Sunday, July 23, 2017

Court Refuses to Permit Government to File Statement of Interest or Amicus in Non-Intervened False Claims Act Cases

Counsel who regularly defend False Claims Act (FCA) cases often encounter “statements of interest” filed by the government in non-intervened FCA cases. Though not a party to the case since it has declined to intervene, the government files these advisory pleadings to argue its interpretation or position on some issue of the False Claims Act, frequently to the detriment of the defendant’s position.

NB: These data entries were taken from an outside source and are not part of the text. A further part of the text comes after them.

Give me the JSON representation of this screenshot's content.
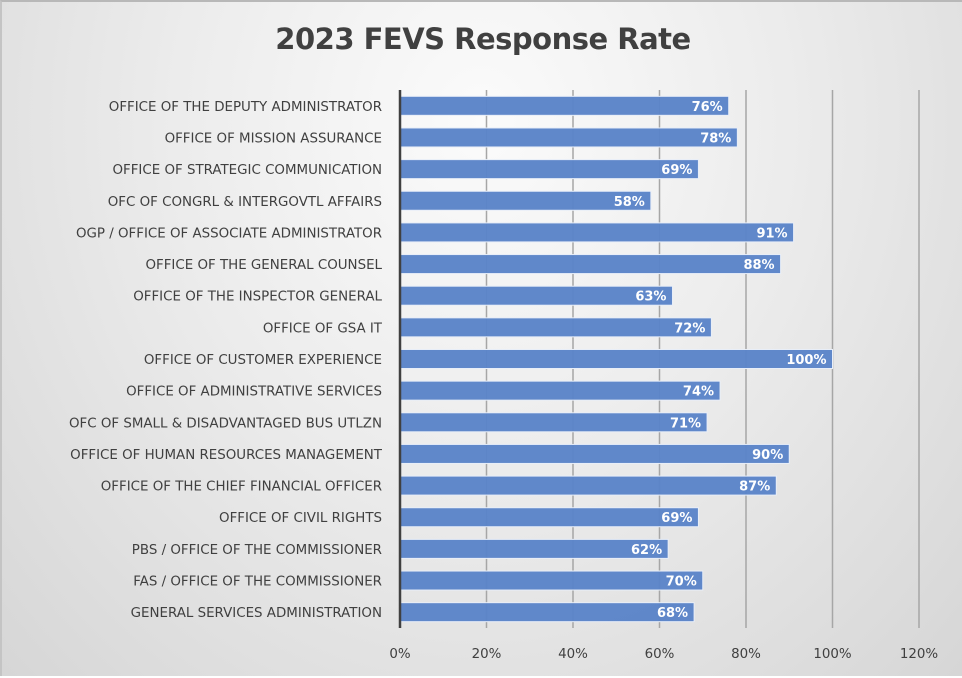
{
  "chart_data": {
    "type": "bar",
    "orientation": "horizontal",
    "title": "2023 FEVS Response Rate",
    "xlabel": "",
    "ylabel": "",
    "xlim": [
      0,
      120
    ],
    "x_ticks": [
      0,
      20,
      40,
      60,
      80,
      100,
      120
    ],
    "x_tick_labels": [
      "0%",
      "20%",
      "40%",
      "60%",
      "80%",
      "100%",
      "120%"
    ],
    "grid": true,
    "legend": "none",
    "bar_color": "#5b84c8",
    "categories": [
      "OFFICE OF THE DEPUTY ADMINISTRATOR",
      "OFFICE OF MISSION ASSURANCE",
      "OFFICE OF STRATEGIC COMMUNICATION",
      "OFC OF CONGRL & INTERGOVTL AFFAIRS",
      "OGP / OFFICE OF ASSOCIATE ADMINISTRATOR",
      "OFFICE OF THE GENERAL COUNSEL",
      "OFFICE OF THE INSPECTOR GENERAL",
      "OFFICE OF GSA IT",
      "OFFICE OF CUSTOMER EXPERIENCE",
      "OFFICE OF ADMINISTRATIVE SERVICES",
      "OFC OF SMALL & DISADVANTAGED BUS UTLZN",
      "OFFICE OF HUMAN RESOURCES MANAGEMENT",
      "OFFICE OF THE CHIEF FINANCIAL OFFICER",
      "OFFICE OF CIVIL RIGHTS",
      "PBS / OFFICE OF THE COMMISSIONER",
      "FAS / OFFICE OF THE COMMISSIONER",
      "GENERAL SERVICES ADMINISTRATION"
    ],
    "values": [
      76,
      78,
      69,
      58,
      91,
      88,
      63,
      72,
      100,
      74,
      71,
      90,
      87,
      69,
      62,
      70,
      68
    ],
    "value_labels": [
      "76%",
      "78%",
      "69%",
      "58%",
      "91%",
      "88%",
      "63%",
      "72%",
      "100%",
      "74%",
      "71%",
      "90%",
      "87%",
      "69%",
      "62%",
      "70%",
      "68%"
    ]
  }
}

For example, in US ex rel Nevyas v. Allergan, Inc., Dkt 66, Case No. 2:09-CV-432 (E.D. Pa), we see a typical example of a government statement of interest. In Allergan, the defendant moved to dismiss the relator’s second amended complaint in a non-intervened FCA case, and challenged the relator’s claim that it violated the Anti-Kickback Statute, 42 USC §1320a-7b(b) (AKS). Presumably, the relator’s response to the motion to dismiss was not adequate in the eyes of the government because the government filed its statement of interest to address “an argument” raised in the defendant’s motion to dismiss with which it disagreed. Claiming it “has a keen interest in the interpretation of [the FCA and the AKS],” the government submitted its statement of interest to “refute [Defendant’s] argument that the Court should narrowly construe the AKS.”
For its authority as a non-party to submit a brief, the government in Allergan relied on 28 USC § 517 and the fact that it “remains a real party in interest in this matter.” Section 517 does not reference statements of interest or filing briefs on behalf of the United States; rather, it only provides:

The Solicitor General, or any officer of the Department of Justice, may be sent by the Attorney General to any State or district in the United States to attend to the interests of the United States in a suit pending in a court of the United States, or in a court of a State, or to attend to any other interest of the United States.
As in Allergan, district courts rarely refuse the government permission to file statements of interest in FCA cases.
One court in the Middle District of Florida apparently has had enough of these statements of interest. In the last few months, the Court issued two orders refusing the government’s request to file statements of interest. The Court’s opinion in US ex rel Ruckh v. SalusRehabilitation, 2017 WL 1495862 (M.D. Fla. 4/26/2107) is most instructive. In that non-intervened case, after “years of discovery” the relator prevailed after a six week trial and obtained a “spectacular result.” After the defendants moved for judgment as a matter of law and the relator filed its opposition, the government sought to file a statement of interest. Calling it a “euphemism for an advocate’s brief,” the Court refused. It explained its reasons as follows:
·      Section 517 “says nothing” about a statement of interest in a qui tam or otherwise and “nothing about Section 517 supports an intent to create in the Solicitor General the right to appear and submit argument in any case in which the United States articulates a generic interest in the ‘development’ and the ‘correct application’ of the law.”
·  “The clarity with which Congress establishes elsewhere the right to participate in an action belies the assumption that Congress conceals in an organizational chapter the purported right to submit a ‘statement of interest’ and to intervene-in-fact without formally intervening in accord with the False Claims Act.”
·   The government’s request “fails to identify an interest inadequately protected by the relator.”
·        As to the government’s argument that it asserts a “specific interest in . . . the development of law applicable to complex FCA cases,” the Court noted that the government “presumedly maintains an enlivened interest in the development of all federal law, and little if anything, distinguishes this action from all the others . . . . .  Understanding a party’s interest in money requires no additional briefing.”
·     Section 517 appears “inapplicable” in an FCA case since the government declined to intervene.  Section 3730(c)(3) of the FCA “specifically limits the [government’s] participation” and . . . . . invoking Section 517 to proffer argument about the interpretation of the False Claims Act impermissibly circumvents the narrow role prescribed in Section 3730(c)(3).”
Relying on its decision in Ruckh, the Court rejected the government’s attempt to file a statement of interest in response to several of the defendants’ motion to dismiss arguments in another case: US ex rel McFarland v. Florida PharmacySolutions, Dkt 310, Case No.8:15-cv-178-T-23 (M.D. Fla.). The Court’s Order also rejected the government’s alternative argument that it be permitted to file an amicus curiae brief. Noting that the government remains the “remain party in interest” in a qui tam case, the Court denied the government’s request “[b]ecause a party may not gratuitously compound the papers by submitting an amicus curiae  brief.”
Hopefully, the Court’s opinions in Ruckh and McFarland will prompt other courts to more carefully consider whether additional briefing by the government in non-intervened cases is in fact warranted and necessary.